Jak mówił Friszke, RWE przyczyniło się do wzrostu świadomości o funkcjonowaniu niezależnych związków zawodowych.  - Pojawiające się w 1980 r. u słuchacza codzienne informacje, że zastrajkowali w Mielcu, Ursusie, Świdniku, że żądają tego czy tamtego, kumulowały się i budowały świadomość wśród obywateli. Bo przecież prasa tego nie pisała, a zatem informacje w RWE stymulowały następne strajki - mówił Friszke, dodając, że tak samo było podczas strajku w Stoczni Gdańskiej. Friszke wskazał też na wielką rolę w informowaniu przez RWE o aresztowaniach czy innych próbach represji wobec działaczy opozycji, co tworzyło nad nimi swoisty "parasol ochronny".

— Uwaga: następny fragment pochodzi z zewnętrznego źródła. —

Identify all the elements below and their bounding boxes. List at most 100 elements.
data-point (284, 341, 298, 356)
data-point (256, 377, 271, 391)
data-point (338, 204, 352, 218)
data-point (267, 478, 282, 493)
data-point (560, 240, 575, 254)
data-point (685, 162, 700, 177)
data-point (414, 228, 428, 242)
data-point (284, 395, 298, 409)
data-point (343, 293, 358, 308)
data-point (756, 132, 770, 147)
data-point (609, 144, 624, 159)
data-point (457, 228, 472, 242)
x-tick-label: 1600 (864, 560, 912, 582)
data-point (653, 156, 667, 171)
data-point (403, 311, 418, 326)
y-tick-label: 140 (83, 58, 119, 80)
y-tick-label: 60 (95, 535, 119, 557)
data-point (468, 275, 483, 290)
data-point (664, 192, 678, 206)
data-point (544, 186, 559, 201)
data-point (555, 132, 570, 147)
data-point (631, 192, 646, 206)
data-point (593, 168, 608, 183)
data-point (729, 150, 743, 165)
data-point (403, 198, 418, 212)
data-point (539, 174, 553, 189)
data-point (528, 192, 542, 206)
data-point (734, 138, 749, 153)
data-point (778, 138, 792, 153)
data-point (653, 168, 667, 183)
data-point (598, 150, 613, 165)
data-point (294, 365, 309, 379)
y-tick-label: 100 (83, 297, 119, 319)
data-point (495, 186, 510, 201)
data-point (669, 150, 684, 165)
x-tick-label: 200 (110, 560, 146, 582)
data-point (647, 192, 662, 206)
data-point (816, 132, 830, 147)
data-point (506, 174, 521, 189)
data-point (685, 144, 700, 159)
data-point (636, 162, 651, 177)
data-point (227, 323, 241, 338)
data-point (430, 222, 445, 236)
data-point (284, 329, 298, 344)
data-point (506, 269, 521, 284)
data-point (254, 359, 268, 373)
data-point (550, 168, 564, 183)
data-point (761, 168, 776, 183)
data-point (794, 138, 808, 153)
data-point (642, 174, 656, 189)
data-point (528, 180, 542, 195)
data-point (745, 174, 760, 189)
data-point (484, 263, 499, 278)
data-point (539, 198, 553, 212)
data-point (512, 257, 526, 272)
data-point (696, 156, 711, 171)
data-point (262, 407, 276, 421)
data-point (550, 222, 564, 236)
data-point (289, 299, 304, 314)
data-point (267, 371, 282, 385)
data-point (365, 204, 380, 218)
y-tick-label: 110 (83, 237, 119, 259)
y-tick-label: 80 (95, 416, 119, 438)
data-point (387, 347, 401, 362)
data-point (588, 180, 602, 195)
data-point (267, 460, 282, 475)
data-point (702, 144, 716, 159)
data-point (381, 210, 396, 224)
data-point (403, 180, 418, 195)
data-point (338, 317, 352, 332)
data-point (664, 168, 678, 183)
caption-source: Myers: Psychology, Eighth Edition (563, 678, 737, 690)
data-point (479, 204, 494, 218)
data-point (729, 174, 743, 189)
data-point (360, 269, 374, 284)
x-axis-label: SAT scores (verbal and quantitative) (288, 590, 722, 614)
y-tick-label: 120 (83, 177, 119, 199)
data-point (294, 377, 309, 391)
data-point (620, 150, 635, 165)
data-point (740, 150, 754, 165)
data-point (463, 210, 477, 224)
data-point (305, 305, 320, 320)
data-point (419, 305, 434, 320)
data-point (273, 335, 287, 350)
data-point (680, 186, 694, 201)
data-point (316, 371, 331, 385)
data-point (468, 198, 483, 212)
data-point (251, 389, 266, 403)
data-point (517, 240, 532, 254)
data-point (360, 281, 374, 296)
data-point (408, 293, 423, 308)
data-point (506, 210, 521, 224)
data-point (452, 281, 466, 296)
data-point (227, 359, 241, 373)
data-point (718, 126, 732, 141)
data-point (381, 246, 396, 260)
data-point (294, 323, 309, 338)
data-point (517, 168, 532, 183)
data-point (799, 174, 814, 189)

Na podstawie opracowania Jolanty Hajdasz Friszke ocenił słuchalność RWE na do 20 proc. społeczeństwa - w czasie, kiedy nic się nie działo. - Gdy napięcie rosło, słuchalność sięgała 50 proc. posiadaczy odbiorników i obejmowała ludzi różnych grup i stanów - powiedział. Dodał, że były takie grupy jak duchowieństwo, dziennikarze, literaci, adwokaci, w których radia słuchało nawet 70-80 proc., RWE słuchali także - "przynajmniej w latach 60." - robotnicy.

RWE amerykańskim narzędziem

- Od 1978 r. RWE właściwie słuchaliśmy jak narkotyku, bez tego nie można było się po prostu obyć. Znaliśmy na pamięć głosy redaktorów; wiedzieliśmy, o której jest "Panorama", o której "Fakty, Wydarzenia, Opinie" - wspominał Ryszard Blajerski, w latach 80. jeden z założycieli komitetu strajkowego oraz komitetu zakładowego "S" w Lubelskich Zakładach Naprawy Samochodów.

Prof. Jakub Tyszkiewicz wskazywał, że RWE przede wszystkim było narzędziem amerykańskiej polityki. - Od początku było to jedno z ważniejszych narzędzi dla rządu amerykańskiego w forsowaniu żelaznej kurtyny, w wojnie psychologicznej, którą Stany Zjednoczone od 1947 r. stosowały wobec krajów Europy środkowo-wschodniej i ZSRR - mówił.

Amerykańska rozgłośnia Radio Wolna Europa - finansowana głównie z budżetu USA - rozpoczęła działalność w lipcu 1950 r. Programy radio nadawało z RFN, Hiszpanii i Portugalii. Sekcja Polska RWE swą pierwszą audycję nadała 3 maja 1952 r. Była jedną z pięciu, jakie składały się na RWE - obok węgierskiej, bułgarskiej, czechosłowackiej i rumuńskiej. Przez lata jej audycje były traktowane w Polsce jako źródło prawdziwych, nieocenzurowanych wiadomości. Współtwórcą rozgłośni i pierwszym dyrektorem sekcji polskiej (do 1976 r.) był Jan Nowak-Jeziorański. Potem sekcją polską RWE kierowali: Zygmunt Michałowski, Zdzisław Najder, Marek Łatyński i Piotr Mroczyk. Rozgłośnia Polska Radia Wolna Europa zakończyła działalność 30 czerwca 1994 r., a archiwum programowe Rozgłośni Polskiej RWE przekazano Polskim Archiwom Państwowym.